Needs or carers assessments must be carried out where it appears to an authority that
they are necessary. The assessment should be appropriate, proportionate, person centred
and ensure a focus on the duty to promote well-being
The Act establishes a national minimum threshold at which people will be eligible for
support. Instead of a council assessing levels of need, it will ask if people can achieve
Once an assessment has been made there’s a duty on local authorities to produce care
and support plans and to offer a personal budget. This should focus on keeping people
directly involved. The Act also sets out a duty to review Care and Support plans to
ensure that they continue to meet the needs of the person.
The funding reforms hope to ensure that people will be protected from having to sell
their homes and lose their assets in order to pay for care. To do this the Government
will place a cap on how much people pay over their lifetime. This means that councils
will need to establish accounts so that they know when people will have reached this
cap. They will also have to provide something called a deferred payment scheme,
assisting people with payment if they go into a care home.
Local authorities expect a rise in demand for assessments because of the changes to
funding and entitlement.

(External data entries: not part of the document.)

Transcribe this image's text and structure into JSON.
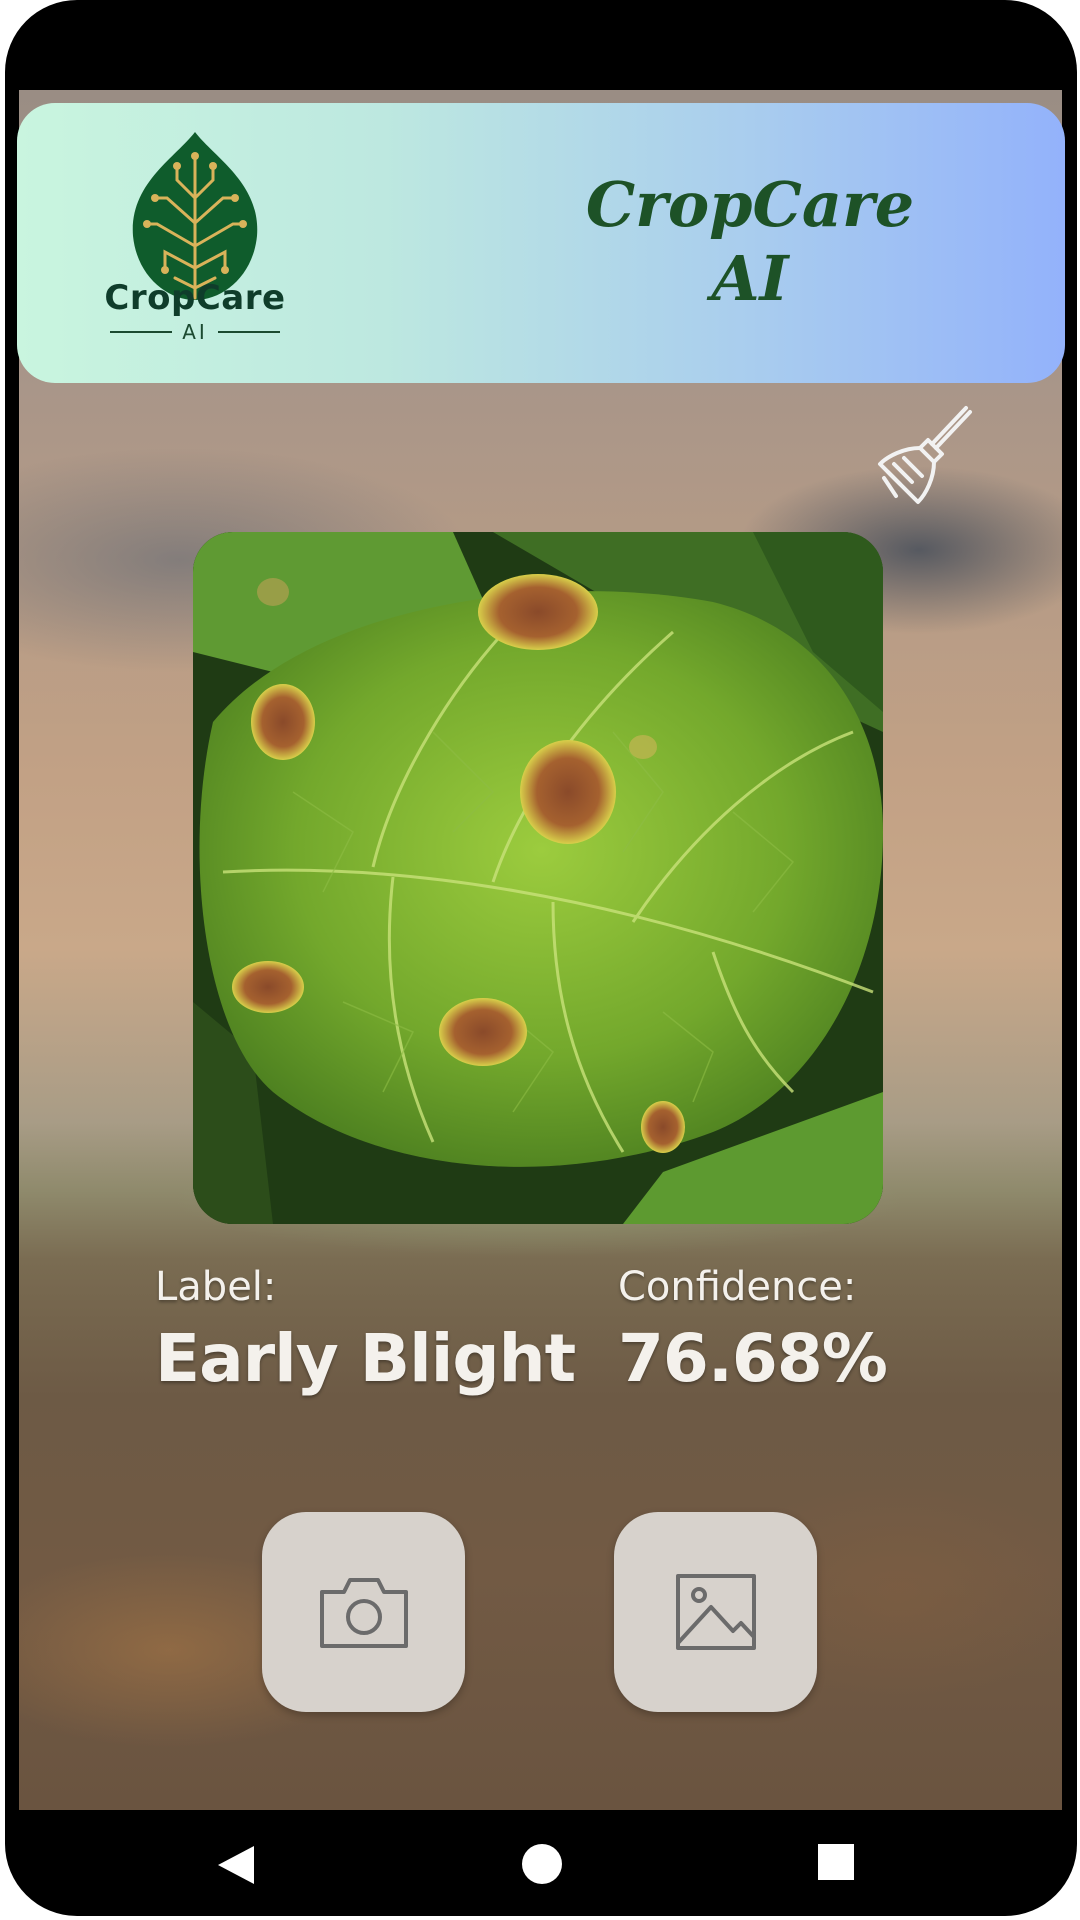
{
  "app": {
    "logo_text": "CropCare",
    "logo_subtext": "AI",
    "title_line1": "CropCare",
    "title_line2": "AI"
  },
  "result": {
    "label_caption": "Label:",
    "label_value": "Early Blight",
    "confidence_caption": "Confidence:",
    "confidence_value": "76.68%"
  },
  "icons": {
    "clear": "broom-icon",
    "camera": "camera-icon",
    "gallery": "image-icon",
    "nav_back": "back-triangle-icon",
    "nav_home": "home-circle-icon",
    "nav_recent": "recent-square-icon"
  },
  "colors": {
    "header_gradient_start": "#c9f5df",
    "header_gradient_end": "#93b2fb",
    "title_green": "#1d5227",
    "logo_dark_green": "#0f3d2b",
    "button_bg": "#d7d2cc"
  }
}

The focus on well-being and possible increased demand
challenges the way local authorities have come to approach the traditional care
management cycle. This means going beyond ‘business as usual’ and thinking about
different forms of assessment, including doing it yourself on-line or going to a drop-in
Adult safeguarding is, for the first time, spelt out in the law in the Care Act. Local
authorities must make enquiries if they believe an adult is, or is at risk of, being abused
or neglected. They must also set up a safeguarding adults board including key
stakeholders. This board will carry out safeguarding adults reviews when people die as
a result of neglect or abuse and there’s a concern that the local authority, or its partners,
could have done more.
Local authorities will be preparing to implement most of the provisions of the Act by April
2015, the following year in April 2016 the funding reforms will come into place and with
them the expected rise in demand for assessments.
The Social Care Institute for Excellence is working closely with central and local
Government to produce useful resources. Our initial work is focused on commissioning
advocacy services, safeguarding duties, assessment and eligibility, transition to
adulthood and, evidence and examples of preventative services.